Before the attack, mourners had sung “Amazing Grace” at Dunbar Funeral Home and recited “The Lord is My Shepherd” at the graveside. Montgomery then saw a car he estimated to be about 25-30 feet away gun its engine toward a lingering crowd of about 40 mourners, including a dozen children.

“The next thing I know, you hear this tremendous roar, and the car was coming right at us. ... he just slammed on the accelerator,” said Montgomery, who was grazed by the car, cut but not seriously injured.

“Bodies started flying,” he said. “I do remember seeing my son being flipped up and landing on the hood of the car, crashing onto the windshield and then rolling off the other side as the car went by. My initial thought was ‘He’s been killed.’ I didn’t see my granddaughters.”

After Montgomery saw his son, John, 45, hit, and the car speeding by, he recalls “people yelling and screaming, people crying, ‘Help me.’... There must have been seven or eight people just lying around.”

At the time, Montgomery was bleeding from a gash in his lower leg but didn’t realize it as he made his way to his son. “The next thing I saw, he popped up. I said, ‘Thank God.’ ”

After checking on his wife, daughter-in-law and granddaughters, he saw the attacker’s car – a light-colored Cadillac sedan, which had come to rest about 50 yards away in the middle of some graves.

“The windshield was dramatically cracked, the bumper was down on the ground.
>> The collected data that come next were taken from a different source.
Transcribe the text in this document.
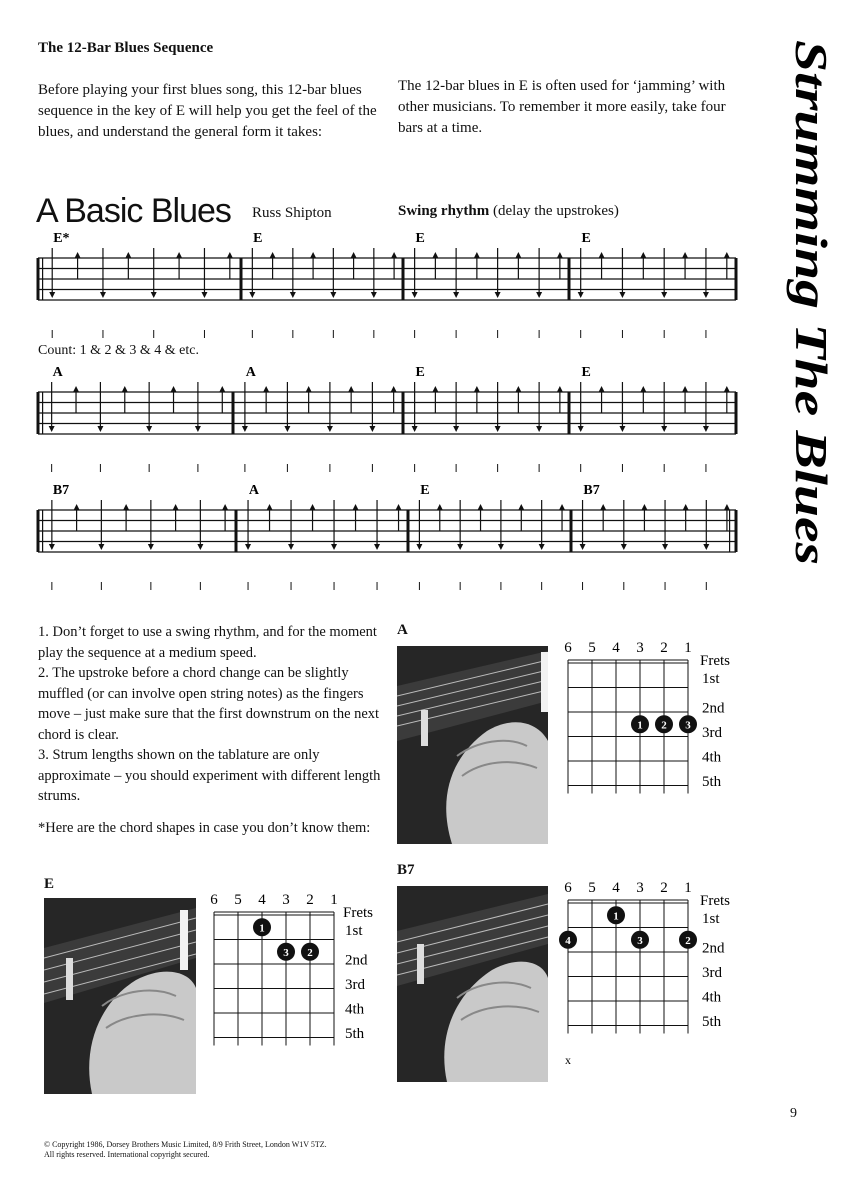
The 12-Bar Blues Sequence
Before playing your first blues song, this 12-bar blues sequence in the key of E will help you get the feel of the blues, and understand the general form it takes:
The 12-bar blues in E is often used for ‘jamming’ with other musicians. To remember it more easily, take four bars at a time.	Strumming The Blues
A Basic Blues Russ Shipton	Swing rhythm (delay the upstrokes)
E*	E	E	E
A	A	E	E
B7	A	E	B7
Count: 1 & 2 & 3 & 4 & etc.

1. Don’t forget to use a swing rhythm, and for the moment play the sequence at a medium speed.

2. The upstroke before a chord change can be slightly muffled (or can involve open string notes) as the fingers move – just make sure that the first downstrum on the next chord is clear.

3. Strum lengths shown on the tablature are only approximate – you should experiment with different length strums.

*Here are the chord shapes in case you don’t know them:
A
6 5 4 3 2 1
Frets
1st
2nd
3rd
4th
5th
1 2 3
E
6 5 4 3 2 1
Frets
1st
2nd
3rd
4th
5th
1
2
3
B7
6 5 4 3 2 1
Frets
1st
2nd
3rd
4th
5th
1
2
3
4
x
9
© Copyright 1986, Dorsey Brothers Music Limited, 8/9 Frith Street, London W1V 5TZ.
All rights reserved. International copyright secured.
I went over and tried to peer in and yelled at him, ‘For God’s sake, don’t move.’ ”

One injured person, who had apparently been struck and carried by the car, was lying nearby, crying, “Help me get away. I’m afraid he’s going to run me over again.”

At that point, Montgomery’s wife of 51 years, Bonnie, went to the car window and asked the man, “Why did you do this?” He said, “ ‘Well my foot slipped, and the accelerator stuck,’ ” Montgomery said. Kester told the police a different story later.

Montgomery said it looked like the bumper on Kester’s car had snagged in the ground, keeping the car from moving. But before that, it looked like Kester might circle around and come at them again.

Police and emergency medical technicians swarmed into the cemetery within two to three minutes, Montgomery said. The police took Kester into custody. The EMTs separated people based on their injuries.

It wasn’t until the next day that Montgomery heard about the woman with the gun. “That struck me as a good thing,” he said. “We all think perhaps she prevented something else, because if he had started up again, at least one of us was prepared.” And even though Kester’s car had stopped, people believed he might come at them again. “We had the same fear: that this might not be over.”